Whole-stack debugging: end-to-end and timeline tracing, workload replay, and reasoning from architectural constraints (SRAM, host–device latency, KV footprint, memory bandwidth, collective latency) to root cause.
Strong, business-aware judgment on speed / cost / quality trade-offs, and a track record of structured, calm handling of late-emerging risk.
Excellent communication and the ability to align and influence cross-functional teams (hardware, compiler, modelling) without relying on formal authority.
Bachelor’s degree or higher in computer science, electrical engineering, mathematics, or a related field.
Nice to have
Experience with dataflow or non-GPU accelerator architectures; pre/post-silicon bring-up on custom hardware (ASIC/FPGA); production observability at scale (hardware counters, Prometheus/Grafana-style export, device and cluster views).
Adjacent depth is welcome: HPC cluster design, high-speed networking, distributed systems, or heterogeneous compute platforms.
Compensation & Equity
Competitive Salary: Commensurate with your experience, skills, and location
Equity & Ownership: Meaningful stock options. You’re not just joining the mission; you’re owning a piece of it
Proximity Bonus: We value your time. To minimise your commute and maximise your life, we offer an annual Living-Local Bonus if your residence is within 20 minutes of the office
Retirement Benefits: Employer-contributed retirement plans to help you build long-term financial security.

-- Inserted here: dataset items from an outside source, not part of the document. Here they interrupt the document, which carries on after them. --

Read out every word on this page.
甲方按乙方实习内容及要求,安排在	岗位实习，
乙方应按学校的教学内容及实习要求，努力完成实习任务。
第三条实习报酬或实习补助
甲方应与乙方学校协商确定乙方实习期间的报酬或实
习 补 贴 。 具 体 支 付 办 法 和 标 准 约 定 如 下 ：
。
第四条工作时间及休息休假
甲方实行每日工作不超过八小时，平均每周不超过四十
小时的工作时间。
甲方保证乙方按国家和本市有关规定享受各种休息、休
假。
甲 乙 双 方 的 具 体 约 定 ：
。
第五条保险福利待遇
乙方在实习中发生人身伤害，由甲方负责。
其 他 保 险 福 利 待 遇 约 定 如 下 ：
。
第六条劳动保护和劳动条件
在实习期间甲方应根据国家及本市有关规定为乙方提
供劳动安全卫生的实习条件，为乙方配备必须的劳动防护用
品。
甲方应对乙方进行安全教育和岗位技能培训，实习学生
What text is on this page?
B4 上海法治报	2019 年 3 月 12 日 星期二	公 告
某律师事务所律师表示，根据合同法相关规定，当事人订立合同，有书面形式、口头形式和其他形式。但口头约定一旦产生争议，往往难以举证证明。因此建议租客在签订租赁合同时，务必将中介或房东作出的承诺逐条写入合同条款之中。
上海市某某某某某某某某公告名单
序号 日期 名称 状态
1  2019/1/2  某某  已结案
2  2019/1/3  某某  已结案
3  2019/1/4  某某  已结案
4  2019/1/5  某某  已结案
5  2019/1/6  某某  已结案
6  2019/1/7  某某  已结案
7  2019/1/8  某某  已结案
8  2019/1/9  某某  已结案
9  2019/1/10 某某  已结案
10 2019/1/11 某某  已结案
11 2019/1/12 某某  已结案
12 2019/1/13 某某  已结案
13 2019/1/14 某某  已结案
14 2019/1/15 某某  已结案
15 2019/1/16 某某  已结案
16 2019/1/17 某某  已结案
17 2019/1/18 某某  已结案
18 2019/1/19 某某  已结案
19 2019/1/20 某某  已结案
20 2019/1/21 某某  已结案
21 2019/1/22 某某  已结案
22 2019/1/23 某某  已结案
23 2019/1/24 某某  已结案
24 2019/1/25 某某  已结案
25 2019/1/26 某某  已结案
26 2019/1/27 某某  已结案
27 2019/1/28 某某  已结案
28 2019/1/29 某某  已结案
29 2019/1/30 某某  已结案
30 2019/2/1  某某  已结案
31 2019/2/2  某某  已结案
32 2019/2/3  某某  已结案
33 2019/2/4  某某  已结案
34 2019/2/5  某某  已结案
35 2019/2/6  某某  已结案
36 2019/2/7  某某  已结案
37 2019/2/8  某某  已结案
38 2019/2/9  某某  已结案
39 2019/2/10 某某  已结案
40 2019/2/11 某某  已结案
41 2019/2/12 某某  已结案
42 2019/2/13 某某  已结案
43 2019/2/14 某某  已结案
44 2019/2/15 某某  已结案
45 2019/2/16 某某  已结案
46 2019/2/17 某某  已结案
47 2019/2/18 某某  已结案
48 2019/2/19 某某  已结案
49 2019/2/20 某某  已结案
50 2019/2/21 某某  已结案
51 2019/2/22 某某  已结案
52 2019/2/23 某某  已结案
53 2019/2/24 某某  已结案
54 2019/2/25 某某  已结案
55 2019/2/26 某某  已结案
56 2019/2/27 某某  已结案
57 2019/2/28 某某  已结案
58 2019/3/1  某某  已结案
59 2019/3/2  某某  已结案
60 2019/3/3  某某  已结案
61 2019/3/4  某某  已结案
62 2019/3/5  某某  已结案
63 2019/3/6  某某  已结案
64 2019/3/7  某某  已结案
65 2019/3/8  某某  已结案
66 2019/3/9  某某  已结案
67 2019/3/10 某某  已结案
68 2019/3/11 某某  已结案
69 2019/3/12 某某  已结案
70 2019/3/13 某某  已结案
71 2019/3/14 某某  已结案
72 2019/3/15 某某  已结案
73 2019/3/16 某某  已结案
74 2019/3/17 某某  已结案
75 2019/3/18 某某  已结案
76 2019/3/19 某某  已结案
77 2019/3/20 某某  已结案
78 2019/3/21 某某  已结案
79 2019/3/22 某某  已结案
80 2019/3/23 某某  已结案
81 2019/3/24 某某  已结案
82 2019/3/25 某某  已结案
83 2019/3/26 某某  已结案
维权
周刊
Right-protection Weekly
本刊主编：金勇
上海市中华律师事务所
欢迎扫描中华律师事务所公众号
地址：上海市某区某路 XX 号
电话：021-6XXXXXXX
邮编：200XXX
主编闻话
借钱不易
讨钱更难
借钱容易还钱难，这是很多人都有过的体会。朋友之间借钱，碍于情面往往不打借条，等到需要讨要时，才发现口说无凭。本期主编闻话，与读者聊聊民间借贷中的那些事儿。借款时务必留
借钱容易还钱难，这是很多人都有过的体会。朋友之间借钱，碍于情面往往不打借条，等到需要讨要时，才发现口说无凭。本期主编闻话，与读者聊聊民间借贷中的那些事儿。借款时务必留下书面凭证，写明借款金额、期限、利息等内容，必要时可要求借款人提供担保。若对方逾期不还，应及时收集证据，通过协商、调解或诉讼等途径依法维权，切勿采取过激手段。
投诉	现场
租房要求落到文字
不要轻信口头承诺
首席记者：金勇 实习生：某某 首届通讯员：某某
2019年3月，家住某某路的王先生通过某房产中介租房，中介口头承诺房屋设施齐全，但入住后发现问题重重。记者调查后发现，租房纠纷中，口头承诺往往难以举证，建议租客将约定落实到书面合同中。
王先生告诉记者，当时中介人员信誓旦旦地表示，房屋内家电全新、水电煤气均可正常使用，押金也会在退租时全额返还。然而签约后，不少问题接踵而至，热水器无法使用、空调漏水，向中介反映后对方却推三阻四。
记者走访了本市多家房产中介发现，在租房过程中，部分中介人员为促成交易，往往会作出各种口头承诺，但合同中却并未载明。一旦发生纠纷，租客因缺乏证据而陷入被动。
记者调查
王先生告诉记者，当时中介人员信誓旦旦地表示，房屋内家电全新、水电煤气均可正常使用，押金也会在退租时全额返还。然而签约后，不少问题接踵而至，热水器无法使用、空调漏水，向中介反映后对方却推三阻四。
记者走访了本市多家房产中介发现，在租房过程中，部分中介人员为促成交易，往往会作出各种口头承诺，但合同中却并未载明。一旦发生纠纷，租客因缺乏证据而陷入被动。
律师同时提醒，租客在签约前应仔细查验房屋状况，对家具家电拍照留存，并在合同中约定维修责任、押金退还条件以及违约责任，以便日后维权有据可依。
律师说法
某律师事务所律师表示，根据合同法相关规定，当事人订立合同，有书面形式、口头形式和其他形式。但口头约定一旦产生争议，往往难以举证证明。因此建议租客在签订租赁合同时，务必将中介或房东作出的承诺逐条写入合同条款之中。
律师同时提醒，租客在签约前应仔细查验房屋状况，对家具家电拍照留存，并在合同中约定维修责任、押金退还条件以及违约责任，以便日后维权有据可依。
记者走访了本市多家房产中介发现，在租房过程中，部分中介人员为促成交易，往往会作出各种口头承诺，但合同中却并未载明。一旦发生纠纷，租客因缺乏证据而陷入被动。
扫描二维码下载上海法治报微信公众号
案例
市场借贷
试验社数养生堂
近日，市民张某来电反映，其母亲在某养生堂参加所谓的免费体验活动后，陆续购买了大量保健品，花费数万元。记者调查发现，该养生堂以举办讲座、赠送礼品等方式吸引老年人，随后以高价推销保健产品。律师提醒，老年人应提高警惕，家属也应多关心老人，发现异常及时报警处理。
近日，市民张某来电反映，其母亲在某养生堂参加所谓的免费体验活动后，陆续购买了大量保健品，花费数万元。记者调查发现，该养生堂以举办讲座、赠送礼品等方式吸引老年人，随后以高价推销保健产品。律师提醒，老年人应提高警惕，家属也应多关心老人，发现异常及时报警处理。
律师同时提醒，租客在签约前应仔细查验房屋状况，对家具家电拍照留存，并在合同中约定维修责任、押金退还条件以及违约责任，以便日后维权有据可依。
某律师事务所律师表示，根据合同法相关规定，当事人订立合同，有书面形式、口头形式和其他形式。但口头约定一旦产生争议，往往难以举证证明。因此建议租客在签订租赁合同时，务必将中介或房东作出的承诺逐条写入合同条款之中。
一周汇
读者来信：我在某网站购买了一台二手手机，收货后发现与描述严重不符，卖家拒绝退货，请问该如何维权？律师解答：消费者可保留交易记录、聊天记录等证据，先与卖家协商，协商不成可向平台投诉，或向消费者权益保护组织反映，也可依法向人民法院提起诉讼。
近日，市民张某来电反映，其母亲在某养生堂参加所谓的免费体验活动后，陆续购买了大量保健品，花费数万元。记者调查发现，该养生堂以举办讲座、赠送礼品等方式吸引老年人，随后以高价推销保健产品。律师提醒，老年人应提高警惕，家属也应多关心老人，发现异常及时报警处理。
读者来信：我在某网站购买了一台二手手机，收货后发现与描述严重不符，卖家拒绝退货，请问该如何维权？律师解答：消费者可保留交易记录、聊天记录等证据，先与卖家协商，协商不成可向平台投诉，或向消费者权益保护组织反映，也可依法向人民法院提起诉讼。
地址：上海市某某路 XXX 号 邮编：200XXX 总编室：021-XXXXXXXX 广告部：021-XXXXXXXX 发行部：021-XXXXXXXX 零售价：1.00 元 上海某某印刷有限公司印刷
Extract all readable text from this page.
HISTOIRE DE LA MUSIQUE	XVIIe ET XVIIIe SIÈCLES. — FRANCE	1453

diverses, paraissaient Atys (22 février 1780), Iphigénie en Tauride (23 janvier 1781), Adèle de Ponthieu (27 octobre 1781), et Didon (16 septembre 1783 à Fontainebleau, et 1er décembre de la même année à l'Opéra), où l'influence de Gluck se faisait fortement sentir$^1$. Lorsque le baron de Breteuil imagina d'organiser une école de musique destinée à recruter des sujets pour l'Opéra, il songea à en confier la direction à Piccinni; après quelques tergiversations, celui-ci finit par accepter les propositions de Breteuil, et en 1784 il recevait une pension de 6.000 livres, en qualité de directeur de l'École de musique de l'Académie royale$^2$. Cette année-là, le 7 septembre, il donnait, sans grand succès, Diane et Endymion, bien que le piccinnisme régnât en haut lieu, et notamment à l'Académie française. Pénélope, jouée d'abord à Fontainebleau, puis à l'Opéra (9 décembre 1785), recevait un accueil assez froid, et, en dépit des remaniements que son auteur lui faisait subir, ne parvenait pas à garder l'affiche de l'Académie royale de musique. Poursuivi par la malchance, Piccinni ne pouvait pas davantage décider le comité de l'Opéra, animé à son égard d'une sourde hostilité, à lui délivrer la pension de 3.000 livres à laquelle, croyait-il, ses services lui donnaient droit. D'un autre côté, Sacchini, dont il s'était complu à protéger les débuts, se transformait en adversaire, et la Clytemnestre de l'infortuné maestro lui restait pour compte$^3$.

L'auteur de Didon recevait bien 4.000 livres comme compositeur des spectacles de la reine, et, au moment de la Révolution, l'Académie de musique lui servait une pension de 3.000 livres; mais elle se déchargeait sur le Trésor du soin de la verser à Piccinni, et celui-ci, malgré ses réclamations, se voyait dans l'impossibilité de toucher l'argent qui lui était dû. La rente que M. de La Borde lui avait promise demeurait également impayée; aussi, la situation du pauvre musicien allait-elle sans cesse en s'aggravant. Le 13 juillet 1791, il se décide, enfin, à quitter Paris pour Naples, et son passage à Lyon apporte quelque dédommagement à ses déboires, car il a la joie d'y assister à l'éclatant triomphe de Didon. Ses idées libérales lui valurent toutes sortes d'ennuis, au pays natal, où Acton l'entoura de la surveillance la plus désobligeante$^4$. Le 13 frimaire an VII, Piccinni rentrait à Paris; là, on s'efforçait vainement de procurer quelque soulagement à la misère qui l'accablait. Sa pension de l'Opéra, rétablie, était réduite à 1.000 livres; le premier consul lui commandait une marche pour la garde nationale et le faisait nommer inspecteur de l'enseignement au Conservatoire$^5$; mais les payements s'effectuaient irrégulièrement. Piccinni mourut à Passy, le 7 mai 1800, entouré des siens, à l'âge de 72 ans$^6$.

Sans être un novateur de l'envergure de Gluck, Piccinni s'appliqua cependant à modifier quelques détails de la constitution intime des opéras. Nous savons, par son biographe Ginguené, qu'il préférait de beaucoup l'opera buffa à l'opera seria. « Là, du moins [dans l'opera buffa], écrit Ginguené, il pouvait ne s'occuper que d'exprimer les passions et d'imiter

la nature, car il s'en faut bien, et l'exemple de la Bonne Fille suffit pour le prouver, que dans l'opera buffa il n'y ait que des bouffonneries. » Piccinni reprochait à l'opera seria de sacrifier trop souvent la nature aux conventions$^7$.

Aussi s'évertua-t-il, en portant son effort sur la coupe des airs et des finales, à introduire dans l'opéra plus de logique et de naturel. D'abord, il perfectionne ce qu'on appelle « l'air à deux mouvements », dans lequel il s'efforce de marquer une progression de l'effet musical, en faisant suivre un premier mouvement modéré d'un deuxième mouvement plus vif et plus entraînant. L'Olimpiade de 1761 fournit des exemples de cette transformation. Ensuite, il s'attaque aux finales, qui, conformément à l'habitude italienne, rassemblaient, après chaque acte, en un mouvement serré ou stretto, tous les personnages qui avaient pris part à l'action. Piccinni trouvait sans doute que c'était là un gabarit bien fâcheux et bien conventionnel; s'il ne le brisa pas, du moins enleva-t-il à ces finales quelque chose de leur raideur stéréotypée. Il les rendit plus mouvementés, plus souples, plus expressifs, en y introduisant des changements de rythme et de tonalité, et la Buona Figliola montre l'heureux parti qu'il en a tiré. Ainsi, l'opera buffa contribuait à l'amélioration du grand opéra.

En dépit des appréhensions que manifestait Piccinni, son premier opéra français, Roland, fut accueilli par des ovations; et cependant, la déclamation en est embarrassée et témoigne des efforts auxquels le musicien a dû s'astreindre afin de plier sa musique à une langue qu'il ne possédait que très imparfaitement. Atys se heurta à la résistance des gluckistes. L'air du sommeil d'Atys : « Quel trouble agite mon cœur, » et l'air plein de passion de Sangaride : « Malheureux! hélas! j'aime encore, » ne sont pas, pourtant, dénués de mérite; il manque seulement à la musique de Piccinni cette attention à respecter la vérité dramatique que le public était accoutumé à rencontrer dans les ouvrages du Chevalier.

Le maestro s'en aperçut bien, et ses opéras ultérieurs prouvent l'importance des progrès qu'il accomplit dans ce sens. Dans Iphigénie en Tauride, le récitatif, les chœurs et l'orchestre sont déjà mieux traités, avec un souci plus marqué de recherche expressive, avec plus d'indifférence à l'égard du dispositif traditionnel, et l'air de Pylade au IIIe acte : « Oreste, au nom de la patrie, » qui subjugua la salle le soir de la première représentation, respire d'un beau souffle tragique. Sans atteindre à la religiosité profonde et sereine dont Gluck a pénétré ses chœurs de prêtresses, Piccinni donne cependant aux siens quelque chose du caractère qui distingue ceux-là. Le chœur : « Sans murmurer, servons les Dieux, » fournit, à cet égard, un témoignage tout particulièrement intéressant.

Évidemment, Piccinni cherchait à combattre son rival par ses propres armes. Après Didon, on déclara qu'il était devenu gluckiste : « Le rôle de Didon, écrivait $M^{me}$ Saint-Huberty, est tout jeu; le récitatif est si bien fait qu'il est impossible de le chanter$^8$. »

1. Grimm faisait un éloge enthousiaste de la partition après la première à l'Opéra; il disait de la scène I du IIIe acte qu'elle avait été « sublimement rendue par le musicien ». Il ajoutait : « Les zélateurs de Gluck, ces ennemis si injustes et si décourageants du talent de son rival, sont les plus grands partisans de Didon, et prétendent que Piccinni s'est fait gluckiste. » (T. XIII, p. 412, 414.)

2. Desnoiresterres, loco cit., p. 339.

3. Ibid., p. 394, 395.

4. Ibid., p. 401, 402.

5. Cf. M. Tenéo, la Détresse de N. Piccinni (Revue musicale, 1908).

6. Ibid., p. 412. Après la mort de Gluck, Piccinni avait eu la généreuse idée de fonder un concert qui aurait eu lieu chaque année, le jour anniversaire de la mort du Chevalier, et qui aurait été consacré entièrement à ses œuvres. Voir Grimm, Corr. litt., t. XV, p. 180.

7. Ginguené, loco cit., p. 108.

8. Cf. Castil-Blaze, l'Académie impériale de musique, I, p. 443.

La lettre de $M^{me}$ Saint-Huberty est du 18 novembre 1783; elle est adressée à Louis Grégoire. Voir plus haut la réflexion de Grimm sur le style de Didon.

Due to U.S. export control regulations, candidates’ eligibility to work at OLIX depends on their most recent citizenship or permanent residency status. We are generally unable to consider applicants whose most recent citizenship or permanent residence is in certain restricted countries (currently including Iran, North Korea, Syria, Cuba, Russia, Belarus, China, Hong Kong, Macau, and Venezuela). Applicants who have subsequently obtained citizenship or permanent residency in another country not subject to these restrictions may still be eligible.